The Mudcat Café TM
Thread #61379   Message #1101883
Posted By: EBarnacle
26-Jan-04 - 01:56 PM
Thread Name: BS: Boat Builders Texas Dory Plans
Subject: RE: BS: Boat Builders Texas Dory Plans
Don't sweat the check in the wood.

First, do as much of the carving as you can. Then, check the moisture content [I suspect that the wood is dryer than you think.] If it is fairly dry, then toss it in the crick for a while [a couple of weeks] and see how much it swells up.

As the tree has been dead for a while with no sign of rot, I suspect the sap [which is what rot fungi love the most] is mostly out of the lignin. This means that what is left should be fairly light until you resaturate with water.

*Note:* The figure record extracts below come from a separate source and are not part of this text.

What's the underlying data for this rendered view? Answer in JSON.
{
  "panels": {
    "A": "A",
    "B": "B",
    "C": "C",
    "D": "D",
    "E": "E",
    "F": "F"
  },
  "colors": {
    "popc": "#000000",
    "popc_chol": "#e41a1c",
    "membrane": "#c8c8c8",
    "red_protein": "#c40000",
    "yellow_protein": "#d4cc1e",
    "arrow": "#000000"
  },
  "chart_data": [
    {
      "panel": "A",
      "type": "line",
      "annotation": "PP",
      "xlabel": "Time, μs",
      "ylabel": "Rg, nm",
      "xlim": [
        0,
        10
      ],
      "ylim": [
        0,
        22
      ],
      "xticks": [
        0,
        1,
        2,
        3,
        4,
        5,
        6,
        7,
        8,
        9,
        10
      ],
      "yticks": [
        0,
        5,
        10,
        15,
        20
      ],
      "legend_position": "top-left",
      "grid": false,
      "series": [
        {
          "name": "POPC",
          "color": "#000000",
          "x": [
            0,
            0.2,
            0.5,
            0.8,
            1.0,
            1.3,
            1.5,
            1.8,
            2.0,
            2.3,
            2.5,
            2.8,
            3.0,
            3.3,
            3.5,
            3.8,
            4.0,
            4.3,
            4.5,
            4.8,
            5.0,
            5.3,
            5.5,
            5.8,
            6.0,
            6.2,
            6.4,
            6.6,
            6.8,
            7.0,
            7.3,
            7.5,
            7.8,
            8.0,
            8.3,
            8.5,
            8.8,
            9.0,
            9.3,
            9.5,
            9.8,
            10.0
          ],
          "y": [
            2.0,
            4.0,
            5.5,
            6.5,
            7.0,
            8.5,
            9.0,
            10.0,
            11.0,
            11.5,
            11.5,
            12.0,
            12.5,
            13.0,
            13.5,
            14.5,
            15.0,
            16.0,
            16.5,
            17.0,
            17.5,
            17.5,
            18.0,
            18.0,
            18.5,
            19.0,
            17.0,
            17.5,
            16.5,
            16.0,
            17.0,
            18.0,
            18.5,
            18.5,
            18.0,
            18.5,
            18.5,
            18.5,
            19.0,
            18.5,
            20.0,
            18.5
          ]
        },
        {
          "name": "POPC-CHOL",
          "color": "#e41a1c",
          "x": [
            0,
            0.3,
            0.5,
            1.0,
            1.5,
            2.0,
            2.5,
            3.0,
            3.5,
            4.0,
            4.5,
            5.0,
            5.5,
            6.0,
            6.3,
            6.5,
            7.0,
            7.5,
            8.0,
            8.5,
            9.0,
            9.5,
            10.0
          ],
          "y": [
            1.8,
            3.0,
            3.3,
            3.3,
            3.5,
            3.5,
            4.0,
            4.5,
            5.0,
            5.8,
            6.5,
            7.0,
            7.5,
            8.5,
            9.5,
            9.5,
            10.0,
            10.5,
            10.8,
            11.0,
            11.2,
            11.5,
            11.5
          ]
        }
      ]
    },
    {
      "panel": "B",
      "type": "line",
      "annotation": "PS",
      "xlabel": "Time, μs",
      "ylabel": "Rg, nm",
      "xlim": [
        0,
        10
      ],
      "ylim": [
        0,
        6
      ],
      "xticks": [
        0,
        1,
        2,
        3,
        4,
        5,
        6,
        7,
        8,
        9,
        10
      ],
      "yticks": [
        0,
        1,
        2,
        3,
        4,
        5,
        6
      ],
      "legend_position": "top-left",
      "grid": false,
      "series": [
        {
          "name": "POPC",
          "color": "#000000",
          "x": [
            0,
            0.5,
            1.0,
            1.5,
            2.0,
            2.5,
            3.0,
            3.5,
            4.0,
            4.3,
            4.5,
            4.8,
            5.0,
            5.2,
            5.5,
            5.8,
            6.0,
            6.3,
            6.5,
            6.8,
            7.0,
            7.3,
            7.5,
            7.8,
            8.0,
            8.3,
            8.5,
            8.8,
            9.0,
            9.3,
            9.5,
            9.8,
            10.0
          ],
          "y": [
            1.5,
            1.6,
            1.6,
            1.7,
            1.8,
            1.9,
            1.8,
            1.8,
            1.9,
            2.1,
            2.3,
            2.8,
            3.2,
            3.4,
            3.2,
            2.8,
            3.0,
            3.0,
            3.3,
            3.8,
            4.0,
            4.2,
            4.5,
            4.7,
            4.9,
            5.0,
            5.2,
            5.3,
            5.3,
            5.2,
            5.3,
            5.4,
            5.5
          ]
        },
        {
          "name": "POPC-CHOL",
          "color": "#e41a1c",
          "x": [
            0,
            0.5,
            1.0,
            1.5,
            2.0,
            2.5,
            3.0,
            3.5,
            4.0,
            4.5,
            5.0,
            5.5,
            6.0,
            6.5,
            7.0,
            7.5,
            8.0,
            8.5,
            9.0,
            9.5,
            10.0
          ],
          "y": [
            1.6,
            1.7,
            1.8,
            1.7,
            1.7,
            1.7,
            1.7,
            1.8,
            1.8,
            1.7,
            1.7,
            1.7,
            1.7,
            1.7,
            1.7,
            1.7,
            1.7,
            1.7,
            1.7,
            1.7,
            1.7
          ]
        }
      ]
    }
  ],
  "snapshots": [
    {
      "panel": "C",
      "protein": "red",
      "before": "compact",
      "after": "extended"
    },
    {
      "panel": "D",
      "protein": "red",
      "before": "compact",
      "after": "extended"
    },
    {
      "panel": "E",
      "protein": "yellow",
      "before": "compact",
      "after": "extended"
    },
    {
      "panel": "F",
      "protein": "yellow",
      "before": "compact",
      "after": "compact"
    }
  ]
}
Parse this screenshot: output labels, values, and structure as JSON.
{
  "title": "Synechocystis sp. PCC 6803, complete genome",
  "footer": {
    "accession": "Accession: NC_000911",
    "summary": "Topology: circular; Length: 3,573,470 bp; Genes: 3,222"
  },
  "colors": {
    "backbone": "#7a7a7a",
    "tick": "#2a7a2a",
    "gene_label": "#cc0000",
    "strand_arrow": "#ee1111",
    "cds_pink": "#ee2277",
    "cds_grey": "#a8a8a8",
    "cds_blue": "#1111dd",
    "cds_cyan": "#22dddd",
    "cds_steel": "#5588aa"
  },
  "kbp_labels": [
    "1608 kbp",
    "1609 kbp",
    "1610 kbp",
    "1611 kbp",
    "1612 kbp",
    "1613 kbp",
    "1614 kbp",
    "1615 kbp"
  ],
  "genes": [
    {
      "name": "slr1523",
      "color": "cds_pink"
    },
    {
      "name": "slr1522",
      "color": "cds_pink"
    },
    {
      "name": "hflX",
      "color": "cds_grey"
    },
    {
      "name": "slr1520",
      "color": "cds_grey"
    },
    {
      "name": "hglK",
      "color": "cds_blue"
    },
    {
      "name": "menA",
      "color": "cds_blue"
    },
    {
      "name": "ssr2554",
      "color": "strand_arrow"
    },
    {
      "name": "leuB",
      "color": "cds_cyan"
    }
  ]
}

If the check is fairly small, under 1/4 inch, carefully install a stop [driven dowel coated with epoxy] about 6 inches past each end of the check. Your next step will depend upon how long the check is. If it is under a foot or so, let the boat dry for a week or so to allow the seam to expand slightly, clean it of loose fibers, caulk it with cotton and roofing cement an go boating. If it is much bigger than that, you will have to install "floors," supporting ribs which maintain the relationship between both sides of the structure. You can then fill the check with a putty of epoxy and wood powder. [You can use sanding dust for this application but the finer the dust, the better.]

Once you have made the hull solid, you can decide whether you need a ballast keel for the boat. Small sailboats, including canoes, do not need a ballast keel. I teach sailing in canoes and all we use is a leeboard. Never had a student get dunked yet. ah hu, ah hu.

If you find that the check does not go all the way through, you can fill it with a mixture of sawdust and beeswax unless you are in a part of the country where the beeswax will liquefy.